I want Finn to grow up with a positive image about who she is, so it makes me happy to see more Afro and textured hair in advertising and also on TV, such as Free Reign on Netflix. The young actress in it is of mixed heritage, and Finn says, “Mummy, look how beautiful she is and she has hair just like mine!” I’m hoping that seeing people she relates to, combined with my constant complimenting, will mean she grows up loving her hair just as it is.’


Hayley’s hair-oes


• Shea Moisture Jamaican Black Castor Oil Leave-In Conditioner (431ml). I put this on Finn’s soaking wet hair and scrunch the curls.
• An intensive conditioning mask I slather this in Finn’s hair and leave it in!
• A Water Spray Bottle. Curly hair loves water. Just spray to refresh curls and scrunch them.

I just wanted hair that moves

Anna Magee, 50, lives in London and is a journalist and editor of Healthista.com.

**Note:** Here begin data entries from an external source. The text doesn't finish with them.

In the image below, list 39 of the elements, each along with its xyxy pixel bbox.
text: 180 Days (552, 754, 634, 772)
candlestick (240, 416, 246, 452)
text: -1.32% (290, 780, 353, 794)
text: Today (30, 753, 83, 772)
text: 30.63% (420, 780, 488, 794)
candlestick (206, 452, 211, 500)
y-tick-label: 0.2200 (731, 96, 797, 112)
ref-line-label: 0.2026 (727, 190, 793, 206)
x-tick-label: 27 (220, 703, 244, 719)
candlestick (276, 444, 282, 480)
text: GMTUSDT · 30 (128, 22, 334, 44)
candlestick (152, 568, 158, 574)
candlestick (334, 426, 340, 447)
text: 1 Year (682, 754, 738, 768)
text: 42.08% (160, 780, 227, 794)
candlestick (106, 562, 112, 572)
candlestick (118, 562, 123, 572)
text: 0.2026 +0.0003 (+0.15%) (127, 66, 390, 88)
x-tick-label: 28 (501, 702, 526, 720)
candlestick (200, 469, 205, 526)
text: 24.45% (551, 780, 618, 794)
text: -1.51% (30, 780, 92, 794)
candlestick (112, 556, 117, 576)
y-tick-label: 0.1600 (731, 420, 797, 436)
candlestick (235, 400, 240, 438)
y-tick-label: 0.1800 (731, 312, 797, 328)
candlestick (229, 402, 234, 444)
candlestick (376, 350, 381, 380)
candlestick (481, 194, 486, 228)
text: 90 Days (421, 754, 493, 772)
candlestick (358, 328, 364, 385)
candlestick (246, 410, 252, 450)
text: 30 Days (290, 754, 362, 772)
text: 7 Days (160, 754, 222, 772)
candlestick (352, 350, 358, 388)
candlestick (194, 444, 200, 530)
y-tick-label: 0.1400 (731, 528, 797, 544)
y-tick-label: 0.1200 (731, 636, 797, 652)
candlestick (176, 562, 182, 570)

‘There’s a scene in the movie Beaches (if you haven’t seen it, I’d highly recommend it), where Bette Midler’s character is pointing out her best friend’s positive traits: “You’re smart, you’re beautiful, you have hair that moves”. When I was little, my curly hair rarely moved. Thick and coarse, it grew up, not out, and my mum resorted to military-style cuts that had me constantly mistaken for a boy. In the late 80s, my hairdresser blow-dried my hair straight with a paddle brush, which had just been invented. The creature staring back at me in the mirror had long, black glossy hair that not only moved, it swished. That moment changed my life. I got a hot boyfriend, was elected VP of the student council and started going out more.

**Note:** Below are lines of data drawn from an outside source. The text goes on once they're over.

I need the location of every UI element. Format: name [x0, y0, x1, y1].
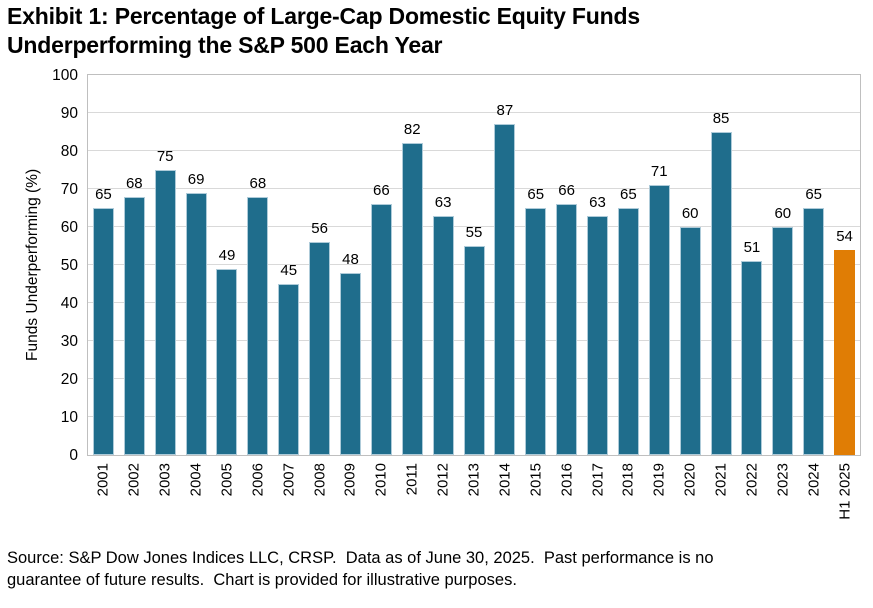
plot-area: 65 68 75 69 49 68 45 56 48 66 82 63 55 87 65 66 63 65 71 60…: [87, 74, 861, 456]
bar-value-label: 48: [342, 250, 359, 268]
bar-value-label: 60: [681, 205, 699, 222]
bar-value-label: 71: [650, 163, 668, 181]
x-tick-label: 2012: [434, 463, 452, 497]
bar-2021: [710, 132, 732, 455]
x-axis: 2001 2002 2003 2004 2005 2006 2007 2008 2009 2010…: [88, 456, 860, 546]
bar-2001: [92, 208, 114, 455]
bar-value-label: 63: [434, 193, 452, 211]
bar-value-label: 65: [805, 186, 823, 203]
bar-value-label: 56: [311, 220, 328, 238]
x-tick-label: 2011: [403, 463, 421, 496]
x-tick-label: 2016: [558, 463, 576, 497]
x-tick-label: 2002: [125, 463, 143, 497]
bar-value-label: 65: [95, 186, 112, 203]
x-tick-label: 2010: [372, 463, 390, 497]
bar-value-label: 65: [527, 186, 545, 203]
x-tick-label: 2007: [280, 463, 298, 497]
bar-2019: [648, 185, 670, 455]
bar-value-label: 87: [496, 102, 514, 120]
bar-value-label: 68: [249, 174, 267, 192]
bar-value-label: 54: [836, 227, 853, 245]
bar-value-label: 75: [156, 148, 174, 165]
bar-2017: [587, 215, 609, 455]
bar-2022: [741, 261, 763, 455]
bar-value-label: 65: [620, 186, 637, 203]
bar-2002: [123, 196, 145, 455]
chart-title: Exhibit 1: Percentage of Large-Cap Domes…: [7, 3, 640, 59]
x-tick-label: 2023: [774, 463, 792, 497]
bar-2014: [494, 124, 516, 455]
y-tick-label: 10: [60, 408, 78, 426]
x-tick-label: 2009: [341, 463, 359, 497]
y-tick-label: 50: [60, 256, 78, 274]
bar-value-label: 69: [187, 170, 205, 188]
x-tick-label: 2006: [249, 463, 267, 497]
bar-2016: [556, 204, 578, 455]
gridline: [88, 112, 860, 113]
bar-2003: [154, 170, 176, 455]
bar-2008: [309, 242, 331, 455]
bar-2011: [401, 143, 423, 455]
bar-value-label: 63: [589, 193, 606, 211]
bar-2004: [185, 192, 207, 455]
bar-2005: [216, 268, 238, 455]
x-tick-label: 2022: [743, 463, 761, 497]
x-tick-label: 2019: [650, 463, 668, 497]
x-tick-label: 2013: [465, 463, 483, 497]
bar-2023: [772, 227, 794, 455]
gridline: [88, 226, 860, 227]
y-tick-label: 0: [69, 446, 78, 464]
x-tick-label: 2005: [218, 463, 236, 497]
y-tick-label: 70: [60, 180, 78, 198]
bar-2007: [278, 284, 300, 455]
bar-2024: [803, 208, 825, 455]
bar-2010: [370, 204, 392, 455]
bar-value-label: 66: [373, 182, 390, 200]
y-tick-label: 20: [60, 370, 78, 388]
gridline: [88, 150, 860, 151]
gridline: [88, 188, 860, 189]
x-tick-label: 2021: [712, 463, 730, 497]
y-tick-label: 90: [60, 104, 78, 122]
bar-H1 2025: [834, 249, 856, 455]
x-tick-label: 2001: [94, 463, 112, 497]
x-tick-label: 2003: [156, 463, 174, 497]
bar-value-label: 82: [403, 121, 421, 139]
x-tick-label: 2008: [311, 463, 329, 497]
bar-value-label: 45: [280, 262, 298, 279]
bar-value-label: 68: [125, 174, 143, 192]
bar-value-label: 49: [218, 246, 236, 264]
y-tick-label: 80: [60, 142, 78, 160]
x-tick-label: 2004: [187, 463, 205, 497]
y-tick-label: 40: [60, 294, 78, 312]
bar-value-label: 51: [743, 239, 761, 257]
bar-2013: [463, 246, 485, 455]
bar-value-label: 66: [558, 182, 575, 200]
x-tick-label: 2018: [619, 463, 637, 497]
x-tick-label: 2020: [681, 463, 699, 497]
bar-2015: [525, 208, 547, 455]
bar-value-label: 85: [712, 110, 730, 127]
bar-2006: [247, 196, 269, 455]
bar-2009: [339, 272, 361, 455]
x-tick-label: H1 2025: [836, 463, 854, 520]
y-tick-label: 60: [60, 218, 78, 236]
bar-value-label: 60: [774, 205, 792, 222]
y-tick-label: 100: [52, 66, 78, 84]
x-tick-label: 2017: [589, 463, 607, 497]
bar-2018: [617, 208, 639, 455]
x-tick-label: 2014: [496, 463, 514, 497]
x-tick-label: 2024: [805, 463, 823, 497]
source-note: Source: S&P Dow Jones Indices LLC, CRSP.…: [7, 549, 714, 589]
y-axis-ticks: 0 10 20 30 40 50 60 70 80 90 100: [40, 67, 78, 462]
y-tick-label: 30: [60, 332, 78, 350]
bar-2020: [679, 227, 701, 455]
x-tick-label: 2015: [527, 463, 545, 497]
bar-value-label: 55: [465, 224, 483, 241]
bar-2012: [432, 215, 454, 455]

From then on, I became convinced that every success that ensued was enhanced by my glossy, straight hair, and throughout my 20s and 30s I wouldn’t leave the house without a blow-dry. It was an exhausting routine to follow. Then, last year, seeing my hair on the brink of burnout, my hairdresser, Grace, gave me an ultimatum: “Stop straightening, at least a few days a week, or we are over”.

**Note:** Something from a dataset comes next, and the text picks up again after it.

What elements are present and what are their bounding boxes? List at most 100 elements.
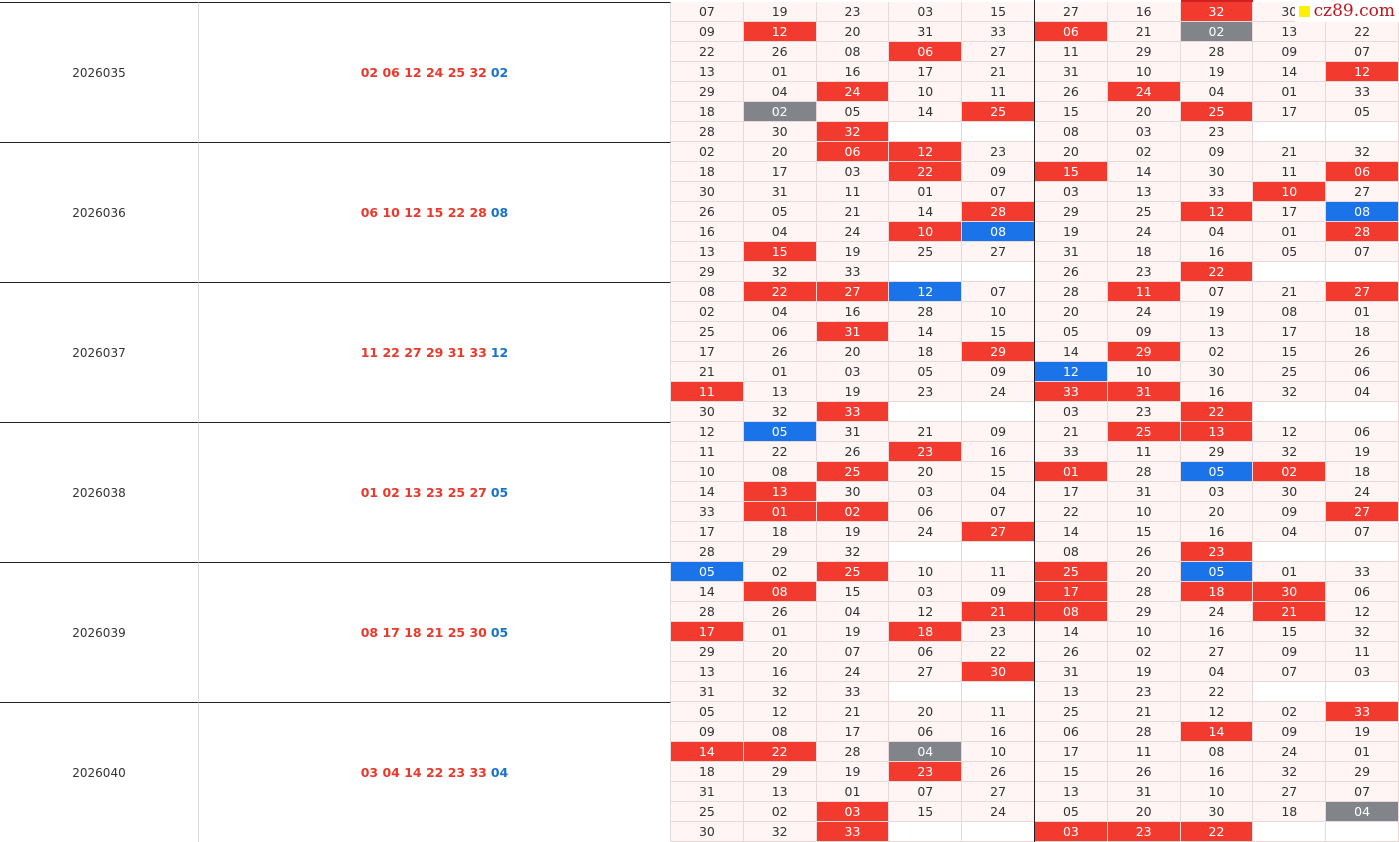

So I started Googling “styling tips for curly hair”. That’s when I discovered the Curly Girl Movement and the Curly Girl Method, created by hairdresser Lorraine Massey with her classic book, The Curly Girl Handbook [Workman Publishing]. This included nuanced ways of applying products – Google “squish to condish”, “praying hands” and “scrunch out the crunch”. I stopped washing with traditional shampoos, because they made my hair dry and, instead, just used lashings of conditioner. My curls came back to life. For me, this really was about more than hair.


My ethnicity is Greek and Egyptian, and flattening it all those years was about trying to blend in with the predominantly straight-haired white kids I grew up with in the 80s. Wearing my hair curly has been about being more comfortable in myself – I feel more playful with curls. It has meant not freaking out when it rains and celebrating my difference. And I’ve discovered that it sometimes even moves.’


Anna’s hair-oes


• Jamaican Mango & Lime Black Castor Oil Argan (113ml). My hair loves oils. Check out Ayesha Malik (@Spisha on Insta), who swears by oil treatments.
• Shea Moisture Raw Shea Butter Range. When going from damaged hair to curls, it gives the moisture your hair needs.
• Grow Gorgeous Curl Conditioner (400ml). Swapping shampoo for a cleansing conditioner leaves my hair silky.